Chef Naren Thimmaiah, who is in Delhi to bring a pop-up at Varg, says they continue to procure ingredients from the original source, like perfectly smoked Kodumpuli from Kerala, toddy vinegar from Goa and Kundapur coconuts for their firm white flesh. “We use organic vegetables, spices, pulses and grains to a great extent. This is how it’s done at homes in these regions and that’s how we will continue to operate. We source almost all the ingredients from the regions — black pepper, cardamom, coffee, cinnamon, Kodumpuli and Kachampuli from Coorg; kokum, palm jaggery, palm vinegar, from Goa; Kundapur coconuts, seasonal vegetables, cashew, papads, murukkus and areca from Mangalore; ada, karimeen, kuttanad red rice, coconut oil, cheena chatty from Kerala and byadgi chilli from Dharwad region to ensure food is as authentic as it can get.”
But south Indian cuisine now has many modern avatars, with restaurants built solely on this premise. So what ensures continuing success for Karavalli despite modern twists and interpretations? Chef Thimmaiah points out one obvious reason: “Regional cuisine restaurants with rare cooking techniques will survive for sure, as apart from other reasons, those will be the only places you willget authentic cuisine as families increasingly find it difficult to cook up elaborate traditional meals due to time constraints.”
He adds that eating out is a way of life now, and not just a lifestyle requirement. But he insists that with the mushrooming of restaurants serving food from all over the world in all formats, be it fine dine, QSRs or even takeaways, guests have eaten it all and fairly know what it is all about.

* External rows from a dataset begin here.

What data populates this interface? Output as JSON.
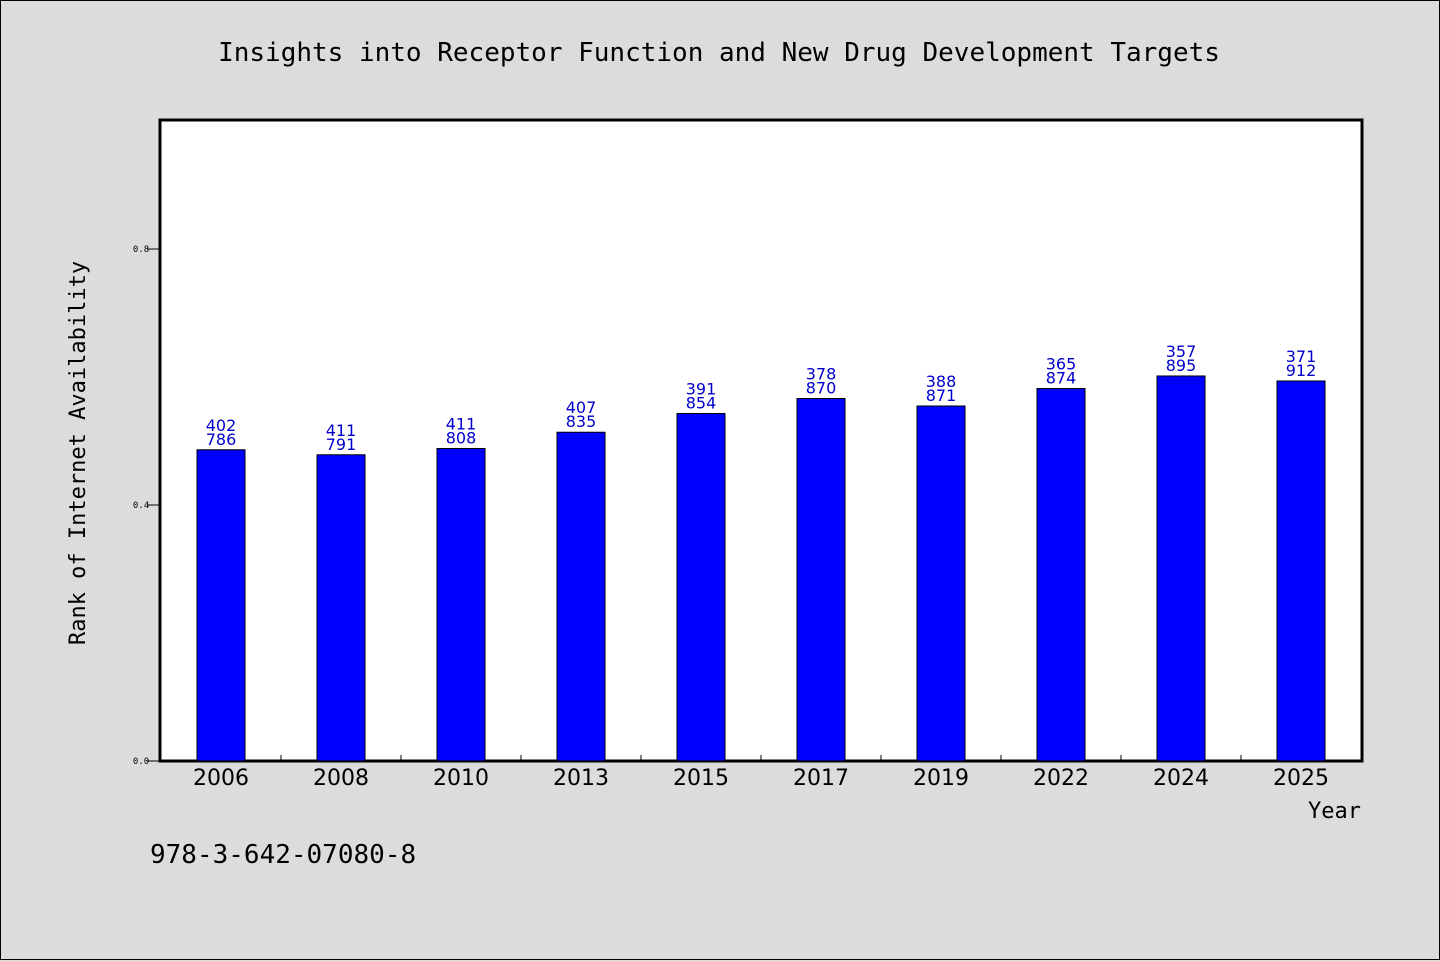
{
  "chart_data": {
    "type": "bar",
    "title": "Insights into Receptor Function and New Drug Development Targets",
    "xlabel": "Year",
    "ylabel": "Rank of Internet Availability",
    "categories": [
      "2006",
      "2008",
      "2010",
      "2013",
      "2015",
      "2017",
      "2019",
      "2022",
      "2024",
      "2025"
    ],
    "values": [
      0.4863,
      0.4785,
      0.4883,
      0.5137,
      0.543,
      0.5664,
      0.5547,
      0.582,
      0.6016,
      0.5938
    ],
    "bar_labels": [
      [
        "402",
        "786"
      ],
      [
        "411",
        "791"
      ],
      [
        "411",
        "808"
      ],
      [
        "407",
        "835"
      ],
      [
        "391",
        "854"
      ],
      [
        "378",
        "870"
      ],
      [
        "388",
        "871"
      ],
      [
        "365",
        "874"
      ],
      [
        "357",
        "895"
      ],
      [
        "371",
        "912"
      ]
    ],
    "ylim": [
      0,
      1.0
    ],
    "yticks": [
      0.0,
      0.4,
      0.8
    ],
    "ytick_labels": [
      "0.0",
      "0.4",
      "0.8"
    ],
    "grid": false,
    "colors": {
      "bar": "#0000ff",
      "label": "#0000cc",
      "background": "#dcdcdc",
      "plot": "#ffffff"
    }
  },
  "footer_id": "978-3-642-07080-8"
}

And their loyalty is with restaurants that don’t fail their expectations. “Guests also gauge the quality of a product offered.” And with Karavalli, what they get is a menu comprising dishes that have been well-researched, with recipes gathered from home cooks all over the region.
The Karavalli experience comes to the national capital for a week starting September 21 to mark 11th anniversary of Varq at Taj Mahal Hotel.